Under the proposed system grades would be divided into 13 levels of classification, ranging from A+ to F, based on average point scores. The grade point average (GPA) model is already used by US institutions, said the Higher Education Academy (HEA) group, which is running the scheme.
The HEA is to choose between 20 and 25 higher education providers from across the UK to take part in the pilot scheme between November and next July, with its findings being published in the early autumn of 2014. Students would receive a traditional honours degree grade alongside the new mark as part of the pilot, but the new system could eventually replace the current way of classifying academic achievement, according to the HEA.
Professor Sir Bob Burgess, vice chancellor of the University of Leicester, is chairing the HEA advisory board.
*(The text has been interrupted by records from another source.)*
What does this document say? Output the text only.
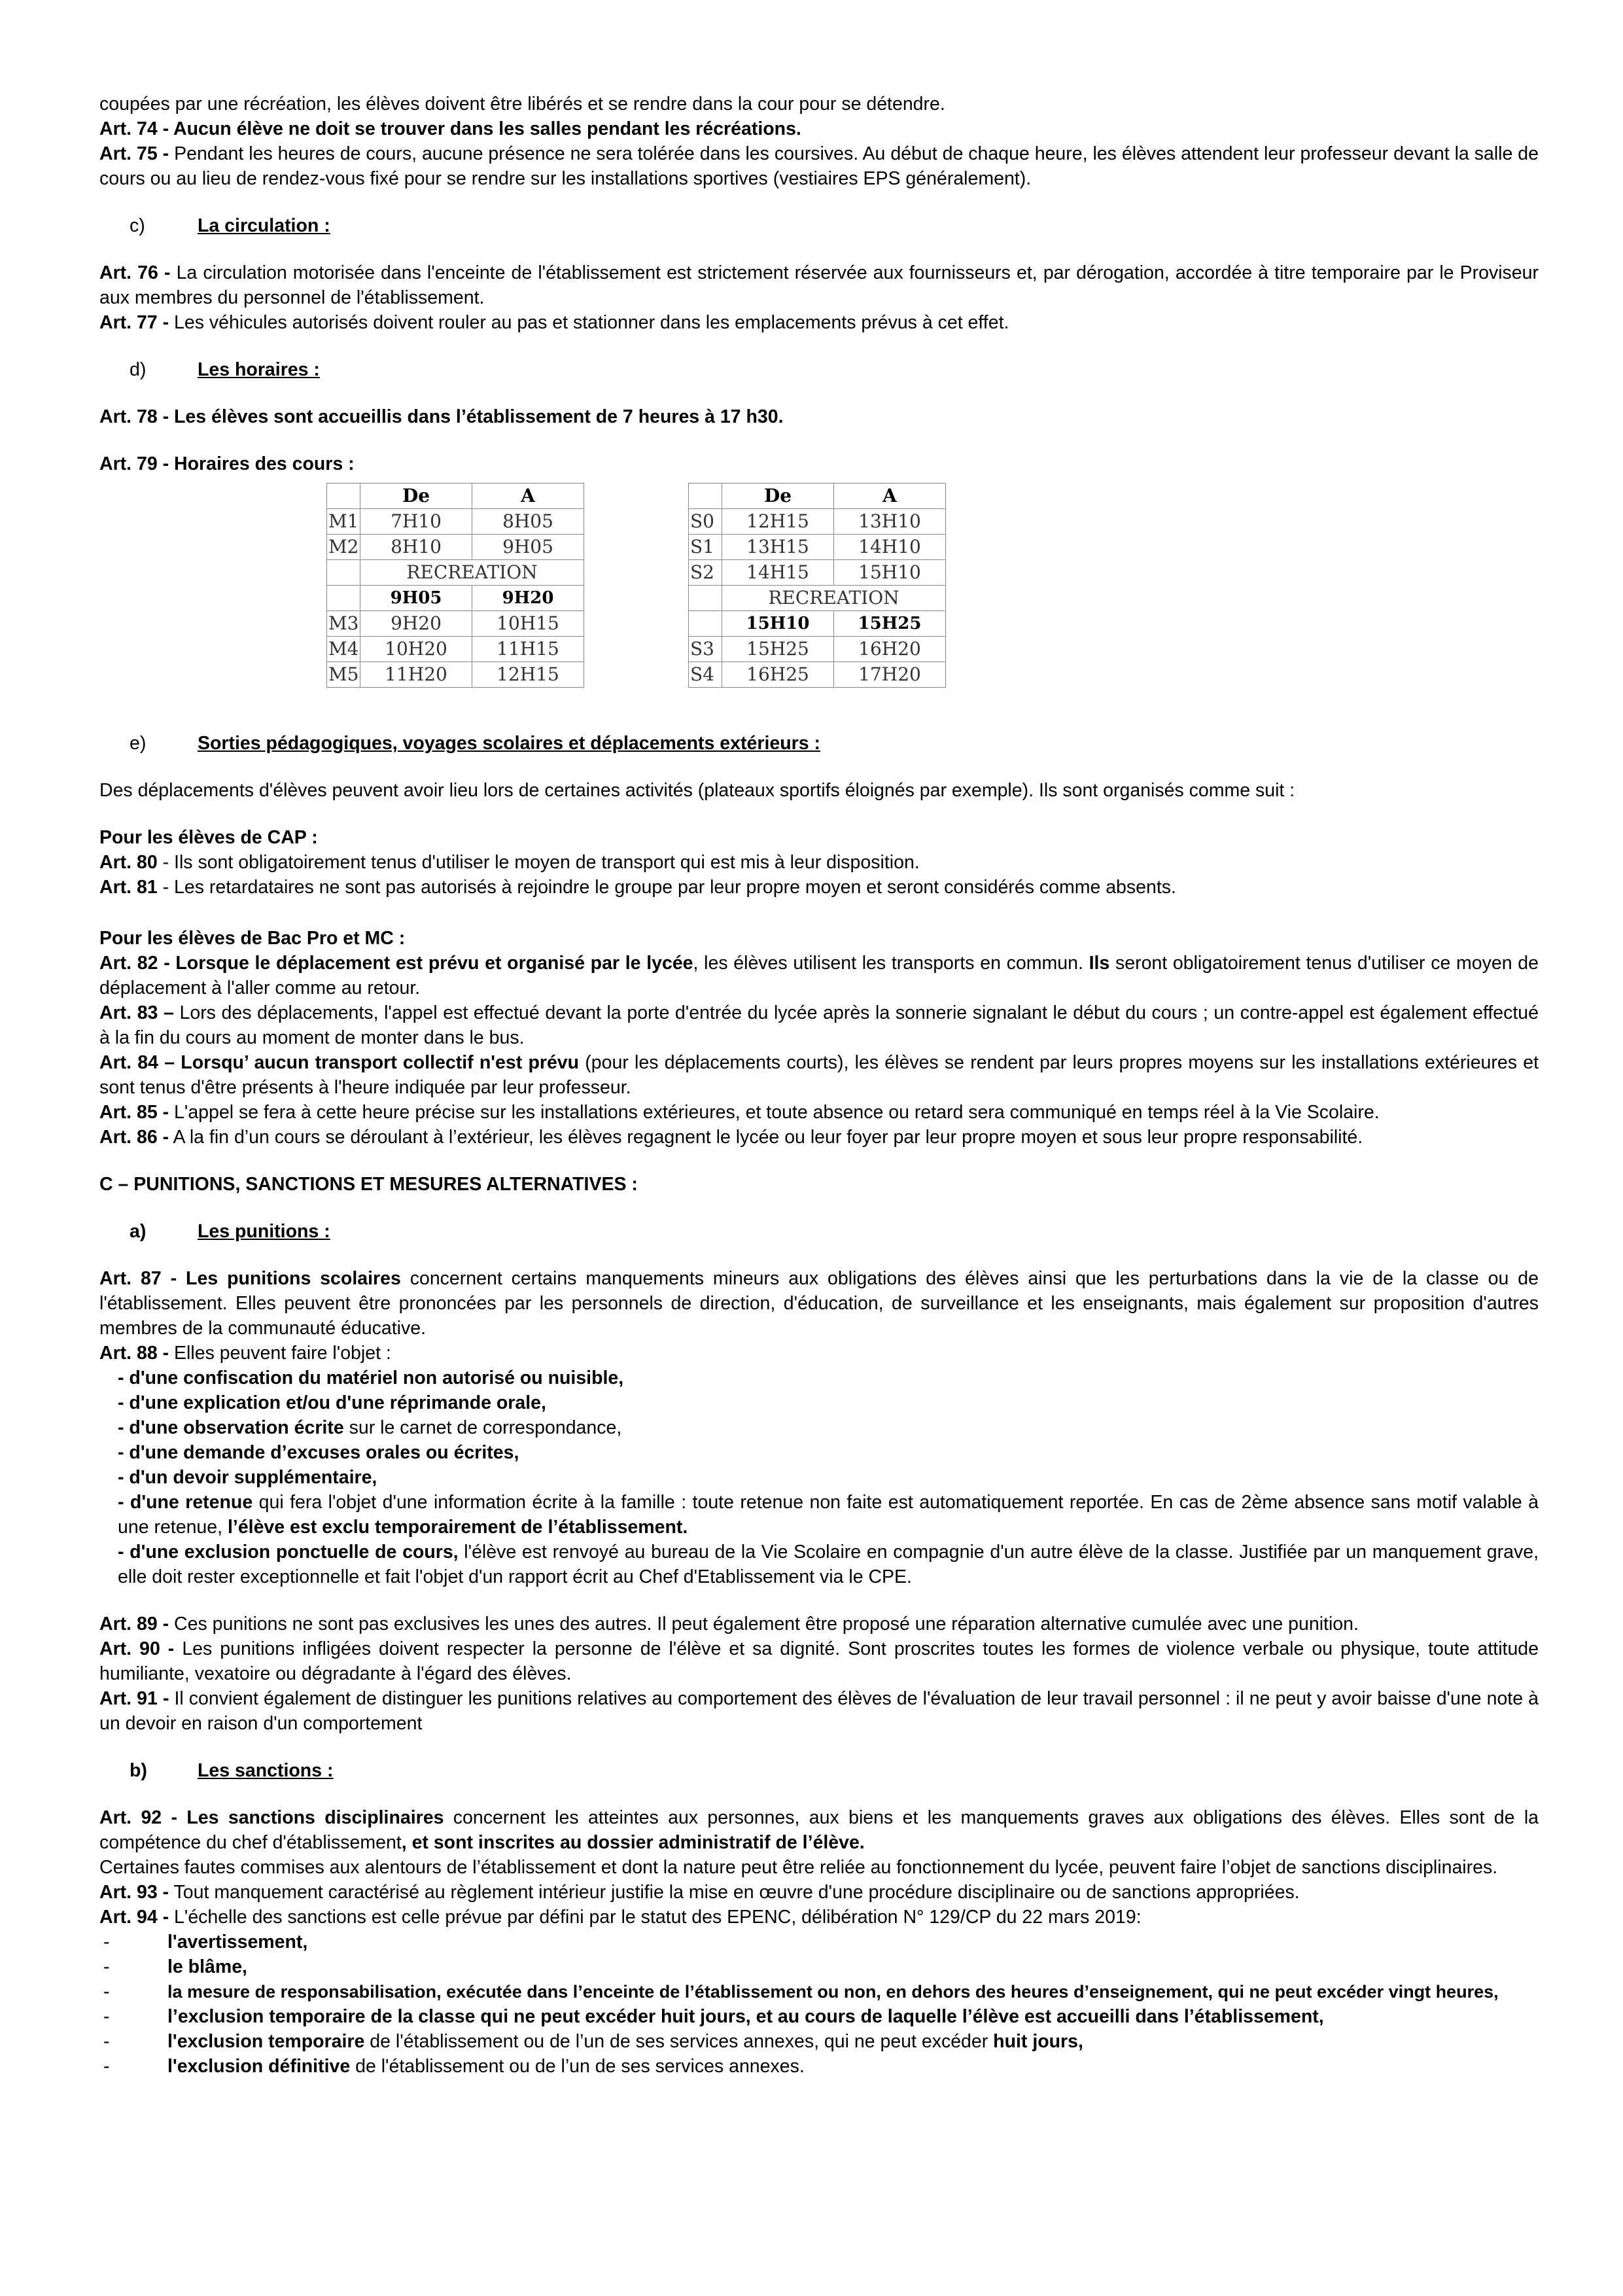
coupées par une récréation, les élèves doivent être libérés et se rendre dans la cour pour se détendre.

Art. 74 - Aucun élève ne doit se trouver dans les salles pendant les récréations.

Art. 75 - Pendant les heures de cours, aucune présence ne sera tolérée dans les coursives. Au début de chaque heure, les élèves attendent leur professeur devant la salle de cours ou au lieu de rendez-vous fixé pour se rendre sur les installations sportives (vestiaires EPS généralement).

c)	La circulation :

Art. 76 - La circulation motorisée dans l'enceinte de l'établissement est strictement réservée aux fournisseurs et, par dérogation, accordée à titre temporaire par le Proviseur aux membres du personnel de l'établissement.

Art. 77 - Les véhicules autorisés doivent rouler au pas et stationner dans les emplacements prévus à cet effet.

d)	Les horaires :

Art. 78 - Les élèves sont accueillis dans l’établissement de 7 heures à 17 h30.

Art. 79 - Horaires des cours :

	De	A
M1	7H10	8H05
M2	8H10	9H05
	RECREATION	
	9H05	9H20
M3	9H20	10H15
M4	10H20	11H15
M5	11H20	12H15
	De	A
S0	12H15	13H10
S1	13H15	14H10
S2	14H15	15H10
	RECREATION	
	15H10	15H25
S3	15H25	16H20
S4	16H25	17H20
e)	Sorties pédagogiques, voyages scolaires et déplacements extérieurs :

Des déplacements d'élèves peuvent avoir lieu lors de certaines activités (plateaux sportifs éloignés par exemple). Ils sont organisés comme suit :

Pour les élèves de CAP :

Art. 80 - Ils sont obligatoirement tenus d'utiliser le moyen de transport qui est mis à leur disposition.

Art. 81 - Les retardataires ne sont pas autorisés à rejoindre le groupe par leur propre moyen et seront considérés comme absents.

Pour les élèves de Bac Pro et MC :

Art. 82 - Lorsque le déplacement est prévu et organisé par le lycée, les élèves utilisent les transports en commun. Ils seront obligatoirement tenus d'utiliser ce moyen de déplacement à l'aller comme au retour.

Art. 83 – Lors des déplacements, l'appel est effectué devant la porte d'entrée du lycée après la sonnerie signalant le début du cours ; un contre-appel est également effectué à la fin du cours au moment de monter dans le bus.

Art. 84 – Lorsqu’ aucun transport collectif n'est prévu (pour les déplacements courts), les élèves se rendent par leurs propres moyens sur les installations extérieures et sont tenus d'être présents à l'heure indiquée par leur professeur.

Art. 85 - L'appel se fera à cette heure précise sur les installations extérieures, et toute absence ou retard sera communiqué en temps réel à la Vie Scolaire.

Art. 86 - A la fin d’un cours se déroulant à l’extérieur, les élèves regagnent le lycée ou leur foyer par leur propre moyen et sous leur propre responsabilité.

C – PUNITIONS, SANCTIONS ET MESURES ALTERNATIVES :

a)	Les punitions :

Art. 87 - Les punitions scolaires concernent certains manquements mineurs aux obligations des élèves ainsi que les perturbations dans la vie de la classe ou de l'établissement. Elles peuvent être prononcées par les personnels de direction, d'éducation, de surveillance et les enseignants, mais également sur proposition d'autres membres de la communauté éducative.

Art. 88 - Elles peuvent faire l'objet :

- d'une confiscation du matériel non autorisé ou nuisible,

- d'une explication et/ou d'une réprimande orale,

- d'une observation écrite sur le carnet de correspondance,

- d'une demande d’excuses orales ou écrites,

- d'un devoir supplémentaire,

- d'une retenue qui fera l'objet d'une information écrite à la famille : toute retenue non faite est automatiquement reportée. En cas de 2ème absence sans motif valable à une retenue, l’élève est exclu temporairement de l’établissement.

- d'une exclusion ponctuelle de cours, l'élève est renvoyé au bureau de la Vie Scolaire en compagnie d'un autre élève de la classe. Justifiée par un manquement grave, elle doit rester exceptionnelle et fait l'objet d'un rapport écrit au Chef d'Etablissement via le CPE.

Art. 89 - Ces punitions ne sont pas exclusives les unes des autres. Il peut également être proposé une réparation alternative cumulée avec une punition.

Art. 90 - Les punitions infligées doivent respecter la personne de l'élève et sa dignité. Sont proscrites toutes les formes de violence verbale ou physique, toute attitude humiliante, vexatoire ou dégradante à l'égard des élèves.

Art. 91 - Il convient également de distinguer les punitions relatives au comportement des élèves de l'évaluation de leur travail personnel : il ne peut y avoir baisse d'une note à un devoir en raison d'un comportement

b)	Les sanctions :

Art. 92 - Les sanctions disciplinaires concernent les atteintes aux personnes, aux biens et les manquements graves aux obligations des élèves. Elles sont de la compétence du chef d'établissement, et sont inscrites au dossier administratif de l’élève.

Certaines fautes commises aux alentours de l’établissement et dont la nature peut être reliée au fonctionnement du lycée, peuvent faire l’objet de sanctions disciplinaires.

Art. 93 - Tout manquement caractérisé au règlement intérieur justifie la mise en œuvre d'une procédure disciplinaire ou de sanctions appropriées.

Art. 94 - L'échelle des sanctions est celle prévue par défini par le statut des EPENC, délibération N° 129/CP du 22 mars 2019:

-	l'avertissement,
-	le blâme,
-	la mesure de responsabilisation, exécutée dans l’enceinte de l’établissement ou non, en dehors des heures d’enseignement, qui ne peut excéder vingt heures,
-	l’exclusion temporaire de la classe qui ne peut excéder huit jours, et au cours de laquelle l’élève est accueilli dans l’établissement,
-	l'exclusion temporaire de l'établissement ou de l’un de ses services annexes, qui ne peut excéder huit jours,
-	l'exclusion définitive de l'établissement ou de l’un de ses services annexes.
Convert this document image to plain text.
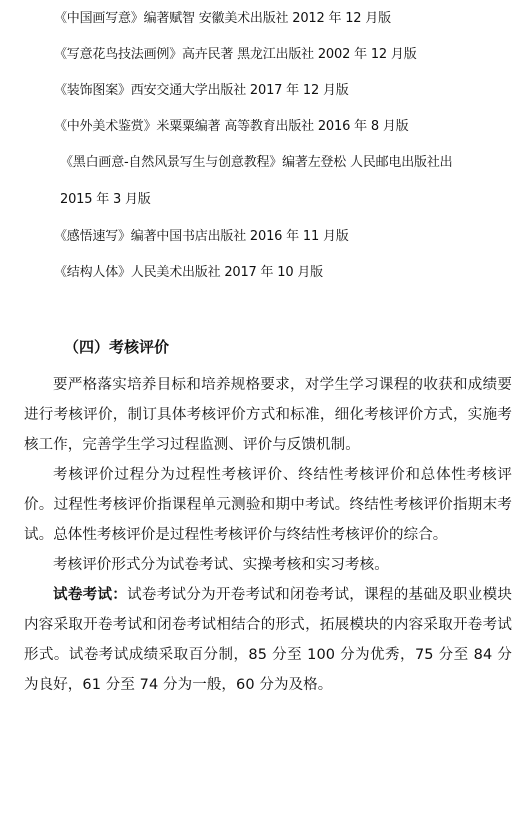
《中国画写意》编著赋智 安徽美术出版社 2012 年 12 月版
《写意花鸟技法画例》高卉民著 黑龙江出版社 2002 年 12 月版
《装饰图案》西安交通大学出版社 2017 年 12 月版
《中外美术鉴赏》米粟粟编著 高等教育出版社 2016 年 8 月版
《黑白画意-自然风景写生与创意教程》编著左登松 人民邮电出版社出
2015 年 3 月版
《感悟速写》编著中国书店出版社 2016 年 11 月版
《结构人体》人民美术出版社 2017 年 10 月版
（四）考核评价

要严格落实培养目标和培养规格要求，对学生学习课程的收获和成绩要进行考核评价，制订具体考核评价方式和标准，细化考核评价方式，实施考核工作，完善学生学习过程监测、评价与反馈机制。

考核评价过程分为过程性考核评价、终结性考核评价和总体性考核评价。过程性考核评价指课程单元测验和期中考试。终结性考核评价指期末考试。总体性考核评价是过程性考核评价与终结性考核评价的综合。

考核评价形式分为试卷考试、实操考核和实习考核。

试卷考试：试卷考试分为开卷考试和闭卷考试，课程的基础及职业模块内容采取开卷考试和闭卷考试相结合的形式，拓展模块的内容采取开卷考试形式。试卷考试成绩采取百分制，85 分至 100 分为优秀，75 分至 84 分为良好，61 分至 74 分为一般，60 分为及格。
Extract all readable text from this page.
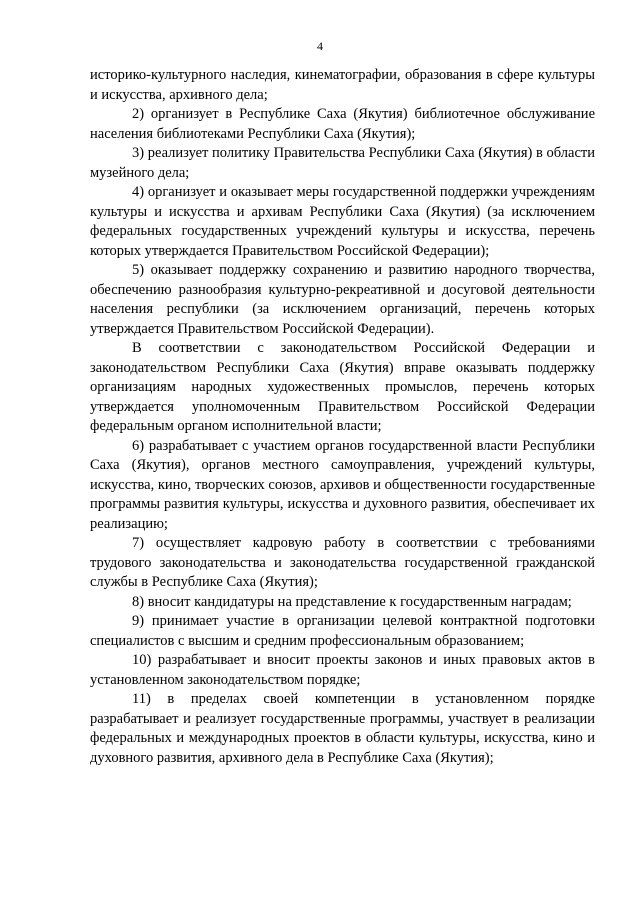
4

историко-культурного наследия, кинематографии, образования в сфере культуры и искусства, архивного дела;

2) организует в Республике Саха (Якутия) библиотечное обслуживание населения библиотеками Республики Саха (Якутия);

3) реализует политику Правительства Республики Саха (Якутия) в области музейного дела;

4) организует и оказывает меры государственной поддержки учреждениям культуры и искусства и архивам Республики Саха (Якутия) (за исключением федеральных государственных учреждений культуры и искусства, перечень которых утверждается Правительством Российской Федерации);

5) оказывает поддержку сохранению и развитию народного творчества, обеспечению разнообразия культурно-рекреативной и досуговой деятельности населения республики (за исключением организаций, перечень которых утверждается Правительством Российской Федерации).

В соответствии с законодательством Российской Федерации и законодательством Республики Саха (Якутия) вправе оказывать поддержку организациям народных художественных промыслов, перечень которых утверждается уполномоченным Правительством Российской Федерации федеральным органом исполнительной власти;

6) разрабатывает с участием органов государственной власти Республики Саха (Якутия), органов местного самоуправления, учреждений культуры, искусства, кино, творческих союзов, архивов и общественности государственные программы развития культуры, искусства и духовного развития, обеспечивает их реализацию;

7) осуществляет кадровую работу в соответствии с требованиями трудового законодательства и законодательства государственной гражданской службы в Республике Саха (Якутия);

8) вносит кандидатуры на представление к государственным наградам;

9) принимает участие в организации целевой контрактной подготовки специалистов с высшим и средним профессиональным образованием;

10) разрабатывает и вносит проекты законов и иных правовых актов в установленном законодательством порядке;

11) в пределах своей компетенции в установленном порядке разрабатывает и реализует государственные программы, участвует в реализации федеральных и международных проектов в области культуры, искусства, кино и духовного развития, архивного дела в Республике Саха (Якутия);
He said: "This is a hugely important project which will provide evidence to inform a full debate about degree classification and the possibility of a uniform GPA system in the UK.
"It's a debate for students, universities, employers and the public. It is also an opportunity to examine how universities enable students to receive the most effective assessment and feedback on their work - which time and time again they reflect through satisfaction surveys as one of the most highly valued expectations of their time at university."
The benefits of the new system are said to be that it provides greater information about an individuals' grades and that it allows degree results to be compared more easily on an international level.
A student awarded a first class degree under the current way of marking degrees would receive either an A+, A or A- under the GPA model. At the other end of the scale, an F represents a fail with a D- a marginal fail.
The HEA has not yet identified which universities will be taking part in the study.